The oil and gas industry is instrumental in adopting technology that could reduce emissions from fossil fuels, as the solution to climate change is not fighting the use of oil and gas, but adopting technology to cut the carbon footprint instead, Mohammad Barkindo, the Secretary General of OPEC, said on Monday.
“We believe that oil and gas are part of the solutions to climate change and the solution lies in technology, appropriate policies and corporate decisions,” Nigerian media quoted Barkindo, a Nigerian, as saying today amid growing civil society campaigns against the oil industry.
“A combination of these solutions would go a long way in minimising the impact of climate change,” according to the secretary general of the Organization of the Petroleum Exporting Countries.
The campaigns against the oil industry further complicate oil producers’ task to ensure access to energy for billions of people around the world, Barkindo said, as carried by Nigerian media.
OPEC’s position that the world will need oil and gas in order to provide access to electricity to more than 1 billion people is similar to that of many oil majors, while climate change activists have been mobilizing in recent years and months to call on the world leaders to pay immediate attention to the devastating effects of global warming.
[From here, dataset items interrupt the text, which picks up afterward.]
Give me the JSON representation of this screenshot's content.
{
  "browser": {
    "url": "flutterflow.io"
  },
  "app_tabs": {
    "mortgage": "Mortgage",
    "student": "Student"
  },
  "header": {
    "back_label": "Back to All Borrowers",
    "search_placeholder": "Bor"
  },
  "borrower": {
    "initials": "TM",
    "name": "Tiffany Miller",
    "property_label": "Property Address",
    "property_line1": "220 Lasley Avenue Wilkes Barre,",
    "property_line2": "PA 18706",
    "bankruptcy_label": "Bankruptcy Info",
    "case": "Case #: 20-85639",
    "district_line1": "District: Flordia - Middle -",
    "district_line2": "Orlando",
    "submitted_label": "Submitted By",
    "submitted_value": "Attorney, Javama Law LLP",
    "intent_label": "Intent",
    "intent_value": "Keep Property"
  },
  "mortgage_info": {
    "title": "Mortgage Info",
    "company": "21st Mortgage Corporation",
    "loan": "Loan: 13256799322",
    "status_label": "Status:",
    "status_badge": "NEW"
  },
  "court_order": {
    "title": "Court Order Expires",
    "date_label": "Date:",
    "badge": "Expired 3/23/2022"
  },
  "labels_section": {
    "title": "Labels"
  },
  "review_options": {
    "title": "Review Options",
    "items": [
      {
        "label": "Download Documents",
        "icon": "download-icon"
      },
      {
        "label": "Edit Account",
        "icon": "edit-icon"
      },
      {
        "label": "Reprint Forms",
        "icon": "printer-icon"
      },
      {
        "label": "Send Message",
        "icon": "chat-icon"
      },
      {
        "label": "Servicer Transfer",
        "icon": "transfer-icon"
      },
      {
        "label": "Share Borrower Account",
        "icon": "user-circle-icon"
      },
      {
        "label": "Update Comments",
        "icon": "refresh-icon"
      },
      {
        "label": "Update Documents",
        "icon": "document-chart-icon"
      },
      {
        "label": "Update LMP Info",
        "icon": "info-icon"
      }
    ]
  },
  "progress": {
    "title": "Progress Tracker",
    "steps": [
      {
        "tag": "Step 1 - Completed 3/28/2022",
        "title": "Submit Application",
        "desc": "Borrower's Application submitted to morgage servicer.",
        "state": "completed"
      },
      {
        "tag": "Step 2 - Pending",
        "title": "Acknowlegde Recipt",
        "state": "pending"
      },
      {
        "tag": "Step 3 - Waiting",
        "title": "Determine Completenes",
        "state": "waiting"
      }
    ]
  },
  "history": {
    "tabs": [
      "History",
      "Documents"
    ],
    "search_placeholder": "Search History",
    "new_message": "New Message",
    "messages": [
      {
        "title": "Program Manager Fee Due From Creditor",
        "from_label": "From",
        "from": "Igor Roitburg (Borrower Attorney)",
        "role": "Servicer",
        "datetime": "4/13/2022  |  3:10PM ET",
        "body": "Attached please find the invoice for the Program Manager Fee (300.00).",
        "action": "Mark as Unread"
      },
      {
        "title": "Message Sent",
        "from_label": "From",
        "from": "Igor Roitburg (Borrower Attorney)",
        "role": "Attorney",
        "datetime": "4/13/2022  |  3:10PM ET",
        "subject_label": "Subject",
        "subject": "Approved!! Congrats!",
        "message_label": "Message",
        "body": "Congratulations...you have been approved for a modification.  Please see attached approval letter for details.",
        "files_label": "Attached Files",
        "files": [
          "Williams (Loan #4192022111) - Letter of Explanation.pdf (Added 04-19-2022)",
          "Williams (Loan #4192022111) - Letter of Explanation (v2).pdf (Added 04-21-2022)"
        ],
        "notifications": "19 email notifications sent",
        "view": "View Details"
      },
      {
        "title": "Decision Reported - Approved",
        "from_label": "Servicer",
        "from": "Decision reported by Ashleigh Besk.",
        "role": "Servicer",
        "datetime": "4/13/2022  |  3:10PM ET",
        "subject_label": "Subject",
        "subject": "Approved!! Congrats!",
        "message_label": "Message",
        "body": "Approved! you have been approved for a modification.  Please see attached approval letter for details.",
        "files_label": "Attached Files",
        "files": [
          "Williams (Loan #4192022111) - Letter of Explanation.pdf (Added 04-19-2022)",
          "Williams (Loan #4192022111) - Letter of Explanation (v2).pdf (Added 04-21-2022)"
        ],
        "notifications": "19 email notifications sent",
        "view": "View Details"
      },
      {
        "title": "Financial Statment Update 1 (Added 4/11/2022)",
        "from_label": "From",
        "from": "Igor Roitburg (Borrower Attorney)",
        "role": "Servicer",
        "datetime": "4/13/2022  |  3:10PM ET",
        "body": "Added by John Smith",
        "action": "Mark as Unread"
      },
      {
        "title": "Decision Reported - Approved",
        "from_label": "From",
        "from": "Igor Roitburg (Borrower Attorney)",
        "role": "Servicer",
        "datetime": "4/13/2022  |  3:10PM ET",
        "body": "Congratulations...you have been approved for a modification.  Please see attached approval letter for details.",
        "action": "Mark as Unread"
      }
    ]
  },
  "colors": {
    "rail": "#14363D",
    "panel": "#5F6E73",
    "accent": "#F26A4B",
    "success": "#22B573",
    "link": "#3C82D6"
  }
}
Last week, OPEC’s Barkindo said that climate change campaigners and their criticism of the oil sector are “perhaps the greatest threat to our industry going forward.”
“There is a growing mass mobilisation of world opinion... against oil,” Barkindo said. Climate change activist Greta Thunberg said that OPEC calling climate campaigners its “greatest threat” was “Our biggest compliment yet!”
Last month, the UN Special Rapporteur on extreme poverty and human rights, Philip Alston, said in a report that because of relentless global warming, the world risks plunging into a ‘climate apartheid’—a scenario in which the rich will buy themselves out of the worst effects of climate change, while the poor will be left to suffer the greatest consequences.